What You Should Know About Olympic Snowboarder Dusty Henricksen
Four-time Olympian and three-time gold medalist Shaun White cast a long shadow over the sport of snowboarding (via the official Olympics website). An emerging heir apparent, though, is young Olympic snowboarder Dusty Henricksen (above), scheduled to compete for the very first time in the 2022 Winter Olympic Games in Beijing, China. Winner of not one but two slopestyle gold medals — first, at the Youth Olympics in 2020, according to NBC Olympics, and again at the Winter X Games in 2021 — Henricksen is the first American athlete to win slopestyle gold at the X Games since White did it back in '09.
That feat, among other accomplishments, including a second-place finish at the Burton U.S. Open in 2020, has the snowboarding community eagerly awaiting the 18-year-old's Olympic premiere. Could the U.S. men's team take home gold in slopestyle in the Winter Olympics, making it three in a row? Expectations are high for the 2022 Winter Games, set to begin on February 4.
He's a prodigy
According to US Ski and Snowboard, Dusty Henricksen was born in Mammoth Lakes, California in 2003. As a child, Henricksen took to any number of outdoor sports and activities beyond just snowboarding, including mountain biking and surfboarding.

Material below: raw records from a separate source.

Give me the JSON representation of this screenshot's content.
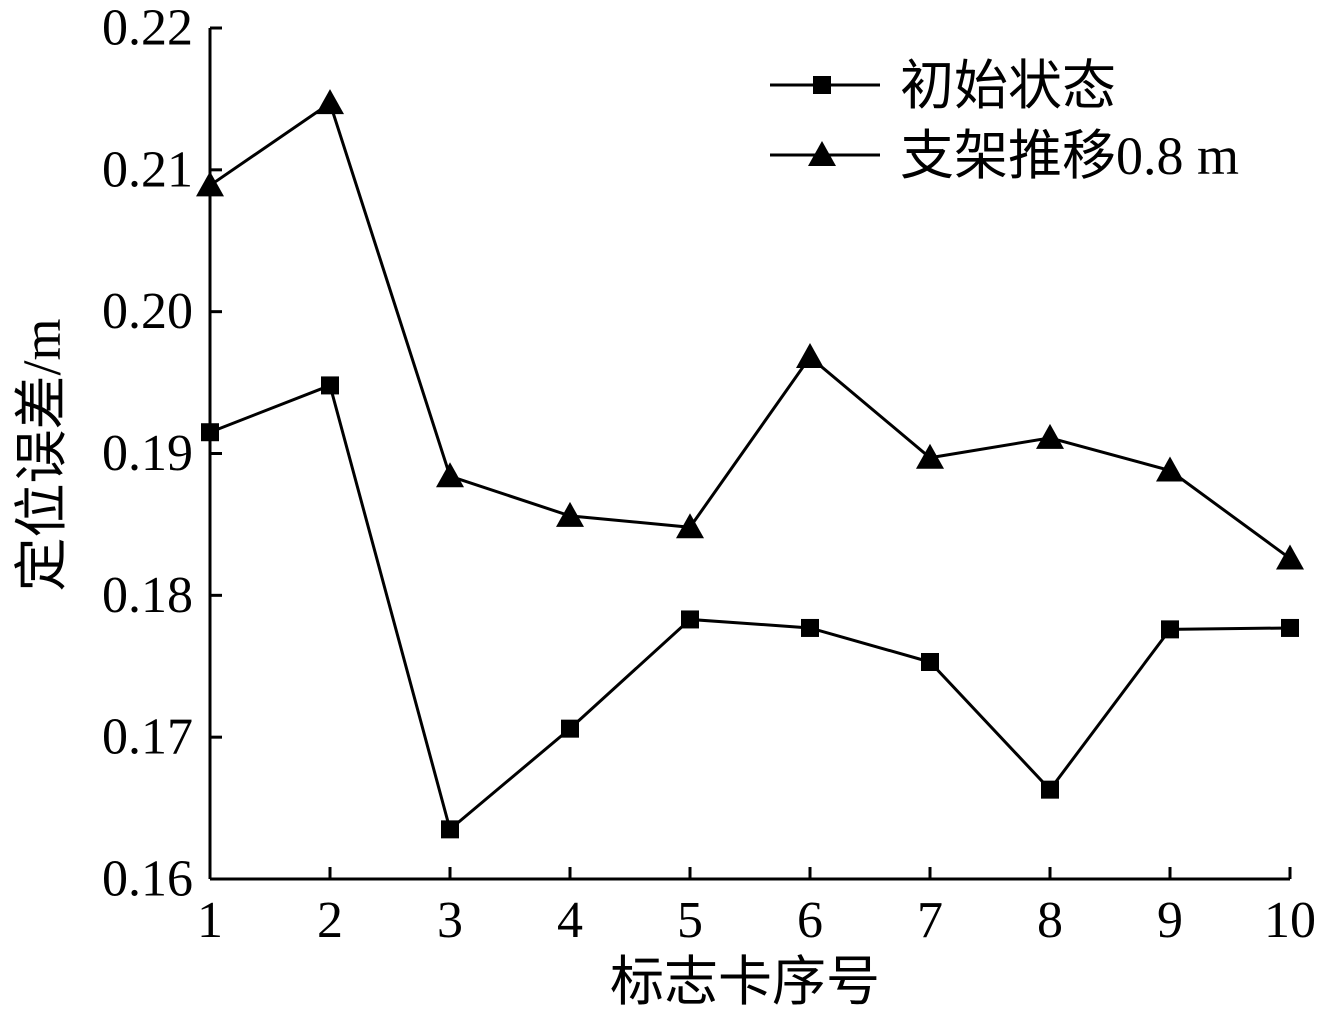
{
  "chart_data": {
    "type": "line",
    "x": [
      1,
      2,
      3,
      4,
      5,
      6,
      7,
      8,
      9,
      10
    ],
    "xlim": [
      1,
      10
    ],
    "yticks": [
      "0.16",
      "0.17",
      "0.18",
      "0.19",
      "0.20",
      "0.21",
      "0.22"
    ],
    "ylim": [
      0.16,
      0.22
    ],
    "xlabel": "标志卡序号",
    "ylabel": "定位误差/m",
    "grid": false,
    "legend_position": "top-right",
    "series": [
      {
        "name": "初始状态",
        "marker": "square",
        "color": "#000000",
        "values": [
          0.1915,
          0.1948,
          0.1635,
          0.1706,
          0.1783,
          0.1777,
          0.1753,
          0.1663,
          0.1776,
          0.1777
        ]
      },
      {
        "name": "支架推移0.8 m",
        "marker": "triangle",
        "color": "#000000",
        "values": [
          0.2089,
          0.2147,
          0.1884,
          0.1856,
          0.1848,
          0.1968,
          0.1897,
          0.1911,
          0.1888,
          0.1826
        ]
      }
    ]
  }
}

This adventurous spirit was supported by Henricksen's parents, according to the official Olympics website. By five years old, Henricksen was snowboarding competitively, and the first hint at his greatness came in 2020 at the Swiss Laax open, when he qualified first over other experienced Olympians with a double front-flip hand drag off the knuckle. Video of Henricksen landing that trick went viral, building his acclaim.

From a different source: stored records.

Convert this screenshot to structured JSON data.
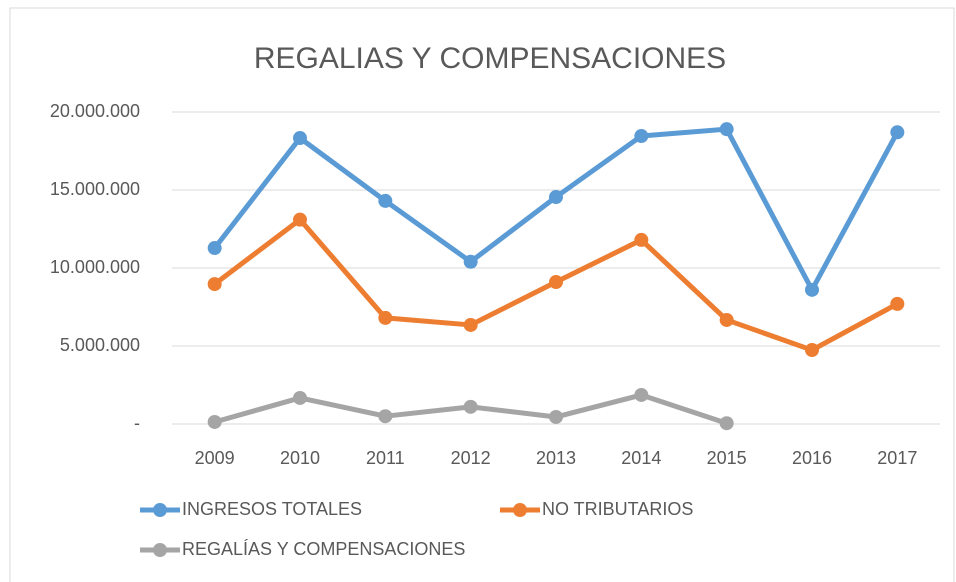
{
  "chart_data": {
    "type": "line",
    "title": "REGALIAS Y COMPENSACIONES",
    "categories": [
      "2009",
      "2010",
      "2011",
      "2012",
      "2013",
      "2014",
      "2015",
      "2016",
      "2017"
    ],
    "series": [
      {
        "name": "INGRESOS TOTALES",
        "color": "#5b9bd5",
        "values": [
          11280000,
          18330000,
          14300000,
          10400000,
          14550000,
          18460000,
          18900000,
          8600000,
          18700000
        ]
      },
      {
        "name": "NO TRIBUTARIOS",
        "color": "#ed7d31",
        "values": [
          8970000,
          13100000,
          6800000,
          6350000,
          9100000,
          11800000,
          6670000,
          4740000,
          7700000
        ]
      },
      {
        "name": "REGALÍAS Y COMPENSACIONES",
        "color": "#a5a5a5",
        "values": [
          130000,
          1670000,
          500000,
          1100000,
          450000,
          1860000,
          50000,
          null,
          null
        ]
      }
    ],
    "ylim": [
      0,
      20000000
    ],
    "yticks": [
      {
        "value": 0,
        "label": "-"
      },
      {
        "value": 5000000,
        "label": "5.000.000"
      },
      {
        "value": 10000000,
        "label": "10.000.000"
      },
      {
        "value": 15000000,
        "label": "15.000.000"
      },
      {
        "value": 20000000,
        "label": "20.000.000"
      }
    ],
    "grid": true,
    "legend": "bottom"
  }
}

Most important to know, and perhaps the key more than anything to Dusty Henricksen's success, is that his very own father was Shaun White's coach, just one of many similarities the young athlete shares with the legendary snowboarder. With his father showing him old videos of Shaun White at California's Big Bear Mountain Resort to learn from, it's no wonder that Henricksen seems well-poised to follow in the Olympian's footsteps.